In this example, common sense tells you that the time of the exposure was some time in mid-morning, so pick a reasonable estimate, say 10:00 AM local time, convert to UT and calculate Hc and Zn using the Almanac. If your calculated azimuth is W of your measured one, your estimate was too late; if your calculated azimuth is E of your observed, your estimate is too early. Continue these iterations until your calculated and measured azimuths are close enough for your purposes, and use that corresponding solar altitude as Hc in your height calculations. 

Sources of Error

If the date of the photography is not known with precision, it still may be possible to achieve acceptable results if it can be narrowed to within several days.  An inspection of the Almanac reveals how quickly solar GHA and Dec values change during the estimated time period for corresponding times on different days.  Dec values vary over a range of 47 degrees, most rapidly during late March and September, where they are altering by about a third of a degree per day.  During late June and December, the Declination is essentially static.  Greenwich Hour Angle varies at an almost constant 15 degrees per hour year round, but it's value at any particular hour never strays by more than 4 degrees from the average over the years; GHA and Dec for any hour on a given date are not the same from year to year, but they are usually close.  Consequently, Zn and Hc tend to repeat for the same hour and date from year to year. An error in Dec will result in the largest altitude errors around the noon hour, while an error in GHA will have the most effect on shadows in early morning and late afternoon photography.
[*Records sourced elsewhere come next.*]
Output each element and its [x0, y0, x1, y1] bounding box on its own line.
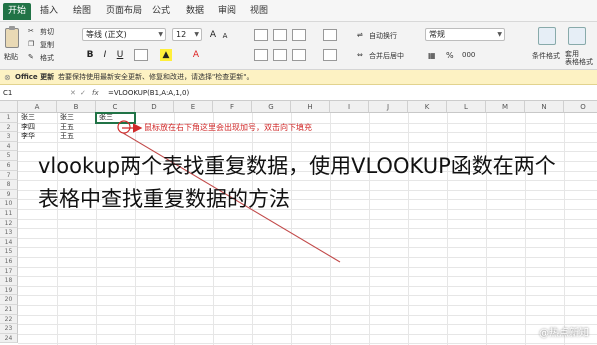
excel-window: 开始 插入 绘图 页面布局 公式 数据 审阅 视图 粘贴 ✂ 剪切 ❐ 复制 ✎… [0, 0, 597, 345]
annotation-text: 鼠标放在右下角这里会出现加号，双击向下填充 [144, 123, 312, 132]
overlay-title: vlookup两个表找重复数据，使用VLOOKUP函数在两个表格中查找重复数据的… [38, 154, 556, 211]
watermark: @热点新知 [539, 328, 589, 339]
fill-handle-circle [117, 120, 131, 134]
As a result, if you have imagery available and can establish the date it was acquired to within several days, you can always determine the time, and hence the solar altitude, with the procedure described above.   Using the USNO website calculator, or the expressions above, it is wise to experiment with different dates to determine the possible error which may be introduced by estimating an incorrect date for image acquisition.  This error will vary widely depending on the date, time and latitude of the original imagery. It is also important to keep in mind that it is not possible to measure shadow lengths on an image with high precision, so it may not be necessary to determine the sun elevation to a very high level of accuracy.

Glossary

Hc - Height computed -  Degrees above the horizon of a celestial body at a specific place and time, as determined from the Nautical Almanac.

Azimuth - Compass direction, measured clockwise from N, 0-360 degrees.

Zn - Computed Azimuth - Azimuth as computed from the Nautical Almanac for a specific place and time.

Dec - Declination - Degrees N or S of the Equator of a celestial body.

GHA - Greenwich Hour Angle - Angle measured W from the Prime Meridian to a celestial body's meridian.

LHA - Local Hour Angle - Angle measured W from the observer's meridian to a celestial body's meridian.

Meridian -  An imaginary line running from pole to pole through the observer and his zenith.

Prime Meridian - The Meridian passing through Greenwich, UK.

UT- Universal Time, also known as Greenwich Mean Time (GMT), the Standard Time in Greenwich, UK.